Active-Set Settings¶
Fine-tune the active-set QP solver (used when solver='active_set'):
as_settings = moreau.ActiveSetSettings(
# Convergence tolerances
primal_tol=1e-6, # Primal feasibility tolerance
dual_tol=1e-12, # Dual feasibility tolerance
zero_tol=1e-11, # Zero tolerance for numerical checks
pivot_tol=1e-6, # Pivot tolerance for LDL factorization
progress_tol=1e-14, # Progress tolerance for cycle detection
# Limits
iter_limit=10000, # Maximum iterations
cycle_tol=10, # Cycle detection tolerance
fval_bound=1e30, # Objective bound for infeasibility detection
# Differentiation
diff_method='exact', # 'exact' or 'smoothed'
diff_smoothing_mu=1e-4, # Smoothing parameter (for 'smoothed' mode)
)
settings = moreau.Settings(
solver='active_set',
enable_grad=True,
active_set_settings=as_settings,
)
Active-Set Differentiation¶
The active-set solver supports two differentiation modes:
'exact'(default): Hard active-set KKT adjoint. Fast and accurate, but discontinuous at constraint transitions (when a constraint switches between active and inactive).'smoothed': Barrier-smoothed KKT using central-path regularization. Produces C^∞ gradients through active-set transitions, matching the IPM’s smoothed differentiation behavior. Controlled bydiff_smoothing_mu— larger values give smoother gradients at the cost of accuracy.
# Smoothed differentiation for active-set solver
settings = moreau.Settings(
solver='active_set',
enable_grad=True,
active_set_settings=moreau.ActiveSetSettings(
diff_method='smoothed',
diff_smoothing_mu=1e-3,
),
)
Active-Set Warm Starting¶
The active-set solver supports warm starting from a previous solution. When warm starting, the active set from the previous solution is used as the initial working set, which can significantly reduce iteration count for similar problems:
solver = moreau.CompiledSolver(..., settings=moreau.Settings(solver='active_set'))
solver.setup(P_values, A_values)
# First solve
solution = solver.solve(qs=q1, bs=b1)
ws = solution.to_warm_start()
# Warm-started solve (typically fewer iterations)
solution2 = solver.solve(qs=q2, bs=b2, warm_start=ws)
Common Configurations¶
High Accuracy¶
ipm_settings = moreau.IPMSettings(
tol_gap_abs=1e-10,
tol_gap_rel=1e-10,
tol_feas=1e-10,
)
settings = moreau.Settings(
max_iter=500,
ipm_settings=ipm_settings,
)
Fast/Approximate¶
ipm_settings = moreau.IPMSettings(
tol_gap_abs=1e-6,
tol_gap_rel=1e-6,
tol_feas=1e-6,
)
settings = moreau.Settings(
max_iter=100,
ipm_settings=ipm_settings,
)
GPU Batched with Time Limit¶
settings = moreau.Settings(
device='cuda',
batch_size=1024,
enable_grad=True,
time_limit=60.0,
)
YOLO Mode (Fixed-Iteration, Zero-Sync) — Experimental¶
Experimental: YOLO mode is under active development. Its API and behavior may change.

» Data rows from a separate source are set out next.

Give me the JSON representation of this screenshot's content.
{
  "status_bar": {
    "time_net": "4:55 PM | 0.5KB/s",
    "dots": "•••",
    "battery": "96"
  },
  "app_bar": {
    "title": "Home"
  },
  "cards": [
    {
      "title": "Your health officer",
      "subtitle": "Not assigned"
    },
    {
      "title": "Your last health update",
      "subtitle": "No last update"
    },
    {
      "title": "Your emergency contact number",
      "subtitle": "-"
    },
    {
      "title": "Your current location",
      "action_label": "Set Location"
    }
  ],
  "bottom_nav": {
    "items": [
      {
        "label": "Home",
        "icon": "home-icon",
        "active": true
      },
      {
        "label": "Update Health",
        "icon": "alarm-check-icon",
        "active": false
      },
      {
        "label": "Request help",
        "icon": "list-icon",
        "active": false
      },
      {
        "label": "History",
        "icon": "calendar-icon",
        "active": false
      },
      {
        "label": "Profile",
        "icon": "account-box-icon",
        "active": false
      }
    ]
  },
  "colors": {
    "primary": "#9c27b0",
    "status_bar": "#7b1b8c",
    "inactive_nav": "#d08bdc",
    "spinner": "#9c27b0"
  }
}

YOLO mode runs exactly yolo_num_iters IPM iterations with no convergence
checking and no GPU-to-host synchronization in the iteration loop. This is
useful for latency-sensitive workloads where you know roughly how many iterations
are needed (e.g., warm-starting, real-time control, approximate solutions).
settings = moreau.Settings(
device='cuda',
batch_size=128,
yolo=True,
yolo_num_iters=10, # default: 15
)
All batches return SolverStatus.MaxIterations. The solver automatically
preserves the last numerically valid (non-NaN) iterate, so overshooting
yolo_num_iters past convergence is safe — you get the best solution found
rather than NaN.
Constraints:
Incompatible with
enable_grad=True(backward pass needs convergence data)Forces
verbose=FalseWorks on both CPU and CUDA backends
Choosing yolo_num_iters: Run the problem once with normal settings and
check solver.info.iterations to see how many iterations convergence takes.
Set yolo_num_iters to that value or slightly higher.